Rabu 18 Dec 2019 09:01 WIB

Boeing 737 Max, Akhir Tragis Pesawat Terlaris Sepanjang Masa

Penghentian produksi pesawat Boeing belum pernah terjadi sebelumnya.

Pesawat Boeing 737 MAX 8 tengah uji terbang di lapangan udara Renton, Washington, Amerika Serikat.
Foto: AP Photo/Ted S. Warren
Pesawat Boeing 737 MAX 8 tengah uji terbang di lapangan udara Renton, Washington, Amerika Serikat.

REPUBLIKA.CO.ID, SEATTLE -- Boeing akan menghentikan sementara produksi pesawat jenis 737 Max mulai Januari 2020. Pemberhentian produksi dilakukan karena Administrasi Penerbangan Federal (FAA) Amerika Serikat belum juga mengizinkan Boeing 737 Max untuk kembali mengudara.

Boeing sebelumnya tetap melanjutkan produksi 737 Max meski pesawat jenis itu telah dikenai sanksi larangan terbang selama sembilan bulan setelah terjadinya dua kecelakaan fatal yang menimpa Lion Air dan Ethiopian. Dalam sebuah pernyataan, Boeing mengatakan, meski produksi 737 Max berhenti, perusahaan tidak akan melakukan pengurangan karyawan.

Baca Juga

Namun, berhentinya produksi diperkirakan akan memengaruhi penjualan perusahaan. "Mengembalikan 737 Max ke layanan (agar bisa kembali melayani penumpang--Red) adalah prioritas utama kami," demikian pernyataan Boeing seperti dikutip dari BBC, Selasa (17/12).

Boeing dalam pernyataannya itu juga mengaku menyadari, proses persetujuan 737 Max untuk kembali melayani penumpang dan menentukan persyaratan pelatihan yang tepat, harus luar biasa teliti. "Hal ini untuk memastikan bahwa regulator, pelanggan, dan masyarakat penerbangan kami memiliki kepercayaan diri dalam pembaruan 737 Max."

Analis industri perjalanan Henry Herteveldt mengatakan, keputusan untuk menghentikan produksi pesawat terbang belum pernah terjadi sebelumnya. Menurut dia, berhentinya produksi 737 Max akan berdampak besar pada Boeing dan maskapai penerbangan.

"Ini akan menciptakan kekacauan bagi maskapai penerbangan, dalam hal ini ada enam ratus perusahaan yang merupakan bagian dari rantai pasokan 737 Max dan Boeing," ujar Herteveldt.

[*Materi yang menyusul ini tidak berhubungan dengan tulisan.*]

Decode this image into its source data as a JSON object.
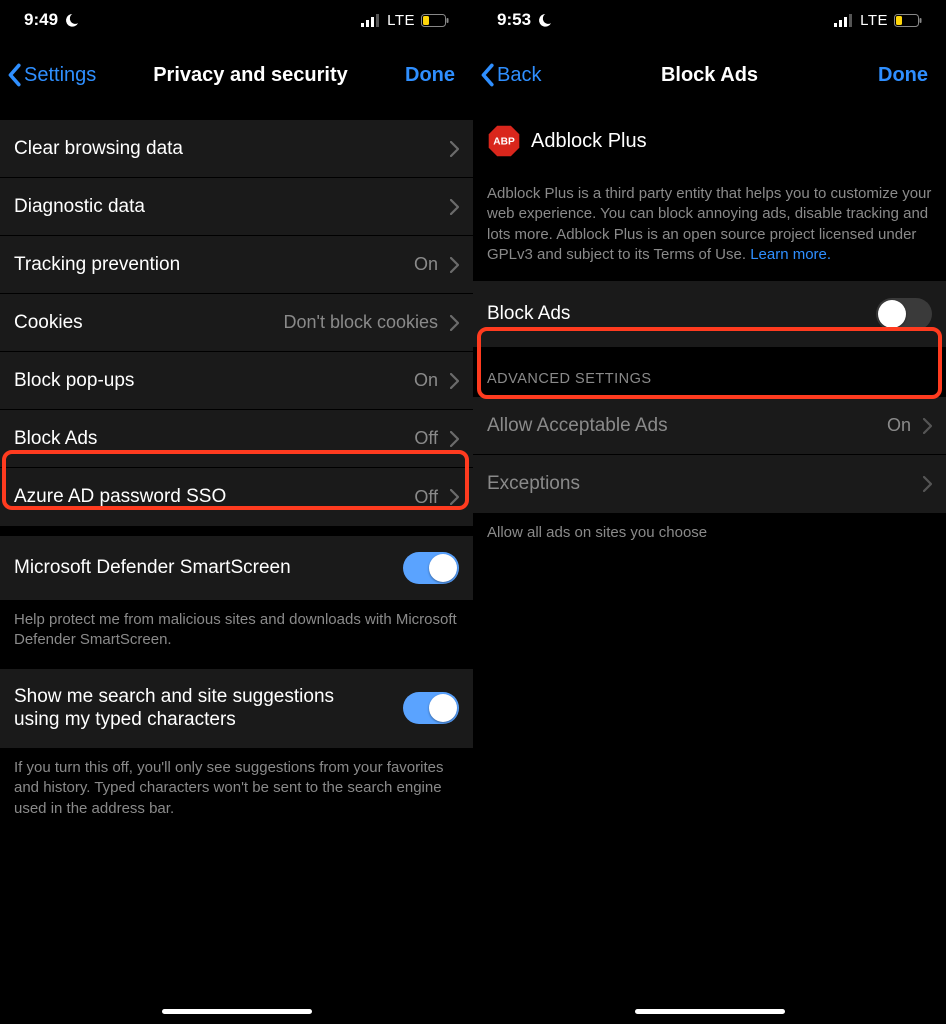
{
  "left": {
    "status": {
      "time": "9:49",
      "net": "LTE"
    },
    "nav": {
      "back": "Settings",
      "title": "Privacy and security",
      "done": "Done"
    },
    "rows": {
      "clear": {
        "label": "Clear browsing data"
      },
      "diag": {
        "label": "Diagnostic data"
      },
      "track": {
        "label": "Tracking prevention",
        "value": "On"
      },
      "cookies": {
        "label": "Cookies",
        "value": "Don't block cookies"
      },
      "popups": {
        "label": "Block pop-ups",
        "value": "On"
      },
      "blockads": {
        "label": "Block Ads",
        "value": "Off"
      },
      "azure": {
        "label": "Azure AD password SSO",
        "value": "Off"
      },
      "smartscreen": {
        "label": "Microsoft Defender SmartScreen"
      },
      "suggestions": {
        "label": "Show me search and site suggestions using my typed characters"
      }
    },
    "footers": {
      "smartscreen": "Help protect me from malicious sites and downloads with Microsoft Defender SmartScreen.",
      "suggestions": "If you turn this off, you'll only see suggestions from your favorites and history. Typed characters won't be sent to the search engine used in the address bar."
    }
  },
  "right": {
    "status": {
      "time": "9:53",
      "net": "LTE"
    },
    "nav": {
      "back": "Back",
      "title": "Block Ads",
      "done": "Done"
    },
    "header": {
      "abp_label": "Adblock Plus"
    },
    "desc": {
      "body": "Adblock Plus is a third party entity that helps you to customize your web experience. You can block annoying ads, disable tracking and lots more. Adblock Plus is an open source project licensed under GPLv3 and subject to its Terms of Use. ",
      "learn_more": "Learn more."
    },
    "rows": {
      "blockads": {
        "label": "Block Ads"
      },
      "advanced_header": "ADVANCED SETTINGS",
      "allow_acceptable": {
        "label": "Allow Acceptable Ads",
        "value": "On"
      },
      "exceptions": {
        "label": "Exceptions"
      }
    },
    "footer": "Allow all ads on sites you choose"
  }
}
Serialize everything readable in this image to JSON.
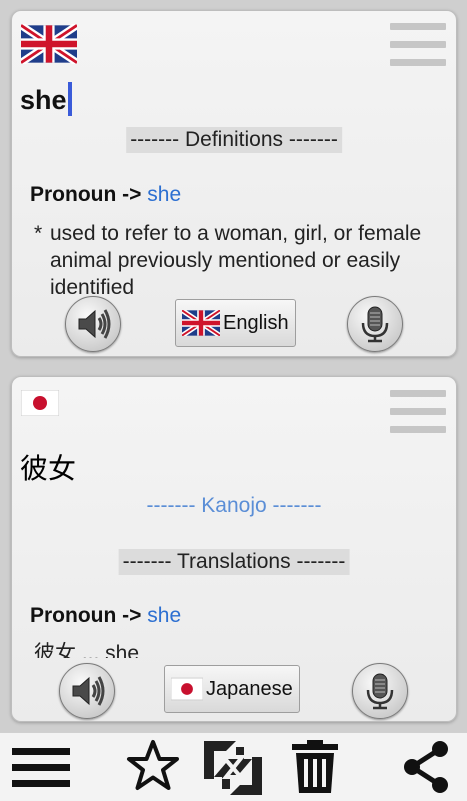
{
  "source_panel": {
    "word": "she",
    "section_heading": "------- Definitions -------",
    "part_of_speech": "Pronoun",
    "arrow": "->",
    "pos_word": "she",
    "definition_bullet": "*",
    "definition_text": "used to refer to a woman, girl, or female animal previously mentioned or easily identified",
    "language_label": "English",
    "flag_icon": "uk-flag-icon"
  },
  "target_panel": {
    "word": "彼女",
    "romanization": "------- Kanojo -------",
    "section_heading": "------- Translations -------",
    "part_of_speech": "Pronoun",
    "arrow": "->",
    "pos_word": "she",
    "translation_line": "彼女 ... she",
    "language_label": "Japanese",
    "flag_icon": "japan-flag-icon"
  },
  "toolbar": {
    "items": [
      "menu-icon",
      "star-icon",
      "swap-languages-icon",
      "trash-icon",
      "share-icon"
    ]
  },
  "colors": {
    "link": "#2c6fd1",
    "romanization": "#5b8ed6",
    "caret": "#3a5bd9"
  }
}
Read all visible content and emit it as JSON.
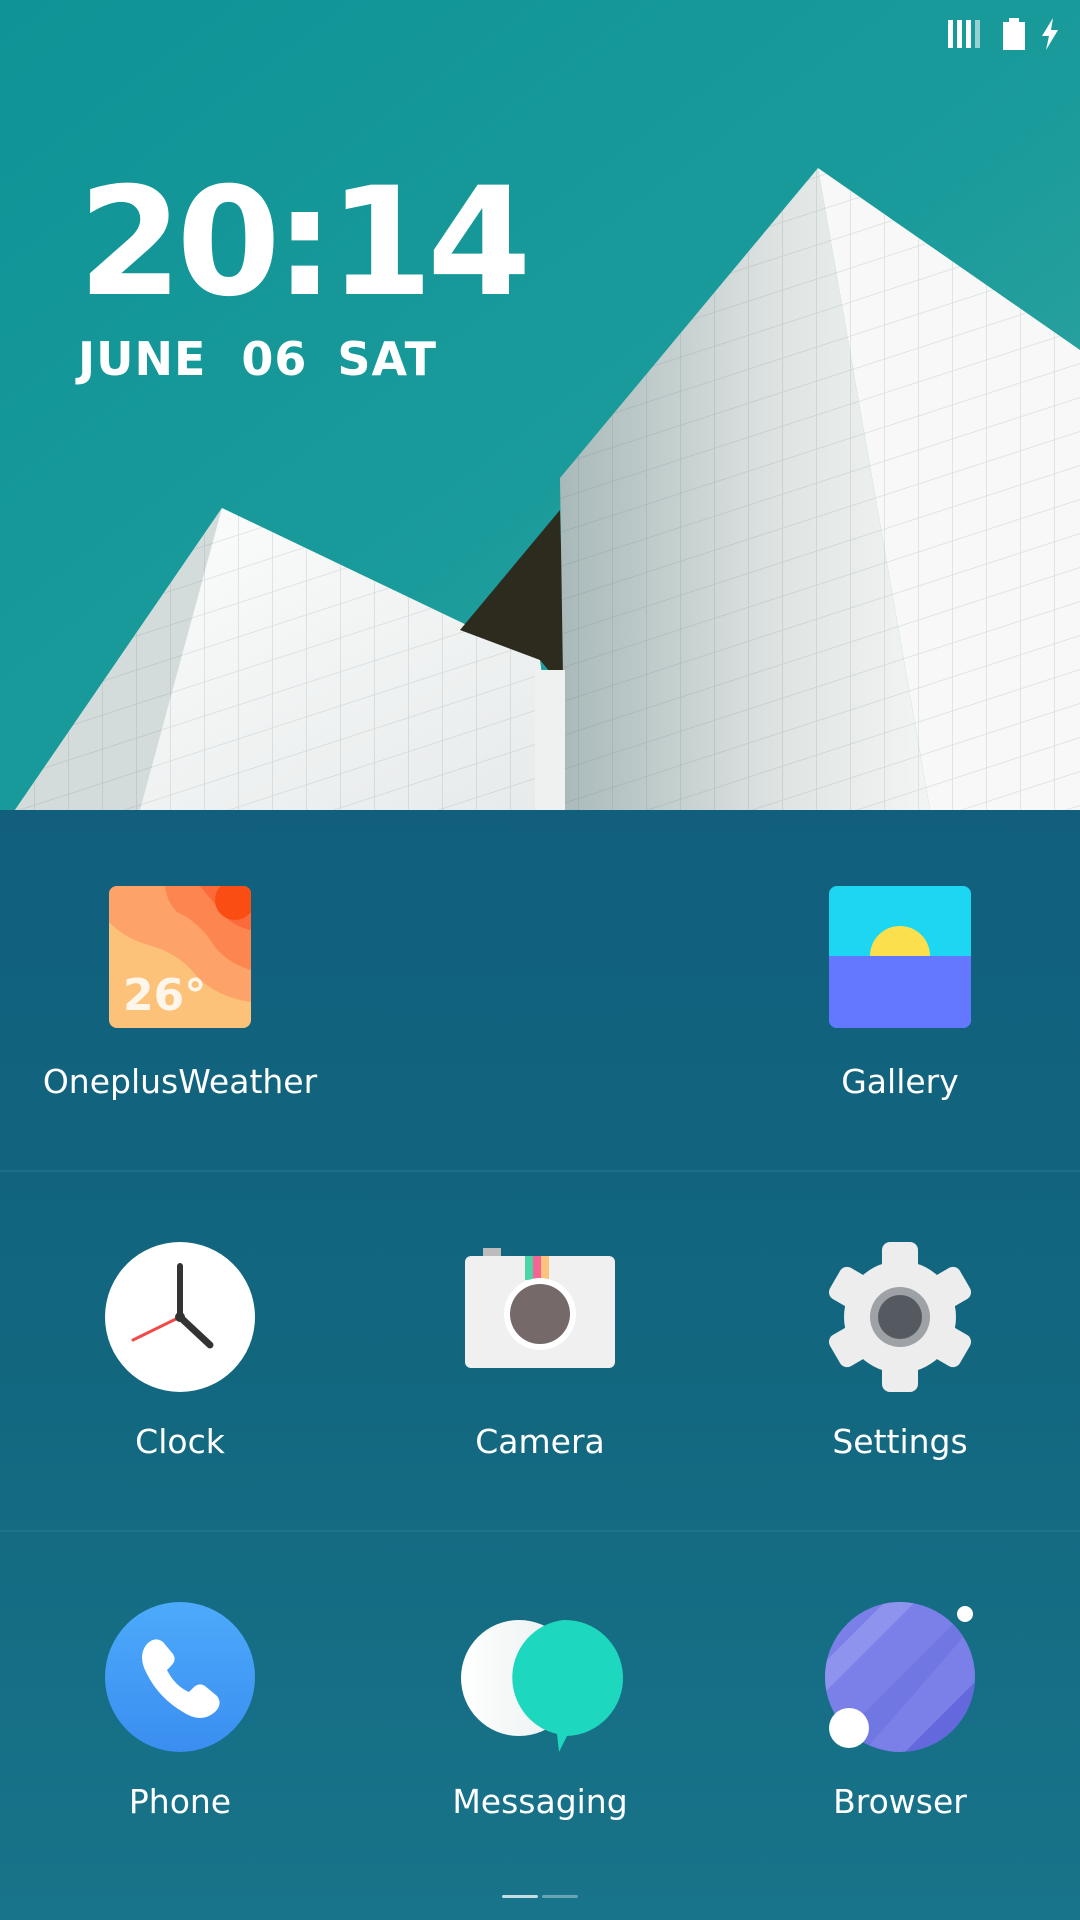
{
  "lock_widget": {
    "time": "20:14",
    "date": "JUNE 06",
    "weekday": "SAT"
  },
  "status_bar": {
    "icons": [
      "signal-icon",
      "battery-icon",
      "charging-bolt-icon"
    ]
  },
  "apps": {
    "row1": [
      {
        "label": "OneplusWeather",
        "icon": "weather-icon",
        "temp": "26°"
      },
      {
        "label": "Gallery",
        "icon": "gallery-icon"
      }
    ],
    "row2": [
      {
        "label": "Clock",
        "icon": "clock-icon"
      },
      {
        "label": "Camera",
        "icon": "camera-icon"
      },
      {
        "label": "Settings",
        "icon": "gear-icon"
      }
    ],
    "row3": [
      {
        "label": "Phone",
        "icon": "phone-icon"
      },
      {
        "label": "Messaging",
        "icon": "chat-bubble-icon"
      },
      {
        "label": "Browser",
        "icon": "planet-icon"
      }
    ]
  },
  "colors": {
    "sky": "#0f9497",
    "panel": "#156a84",
    "gallery_sky": "#1dd6f2",
    "gallery_sea": "#6378fe",
    "phone": "#3d99f5",
    "messaging": "#1dd8bf",
    "browser": "#7b80e8"
  }
}
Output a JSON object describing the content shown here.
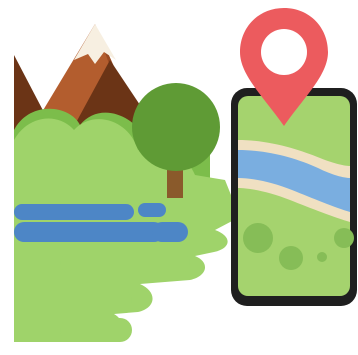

Pada Senin (16/12), saham Boeing turun lebih dari empat persen di tengah spekulasi bahwa perusahaan akan mengumumkan penghentian produksi 737 Max. Selain itu, penghentian produksi diperkirakan membuat Boeing merugi sebesar 9 miliar dolar AS.

Boeing masih memiliki 400 unit 737 Max yang akan dikirim kepada pelanggan. Sementara, sebagian besar maskapai penerbangan di seluruh dunia telah menangguhkan kontrak pembelian hingga regulator penerbangan menyatakan bahwa 737 Max laik terbang dan aman.

737 Max adalah pesawat dengan penjualan tercepat dalam sejarah Boeing. Pesawat ini menerima pesanan hampir 4.700 unit dari sekira 100 pelanggan di seluruh dunia.

Namun, semua itu berubah seusai dua kecelakaan fatal yang melibatkan 737 Max, yakni Lion Air pada Oktober 2018 dan Ethiopian Airlines pada Maret 2019. Total korban jiwa dari dua kecelakaan itu mencapai 346 jiwa. Tak lama setelah dua kecelakaan fatal itu, seluruh otoritas penerbangan di dunia melarang penerbangan 737 Max.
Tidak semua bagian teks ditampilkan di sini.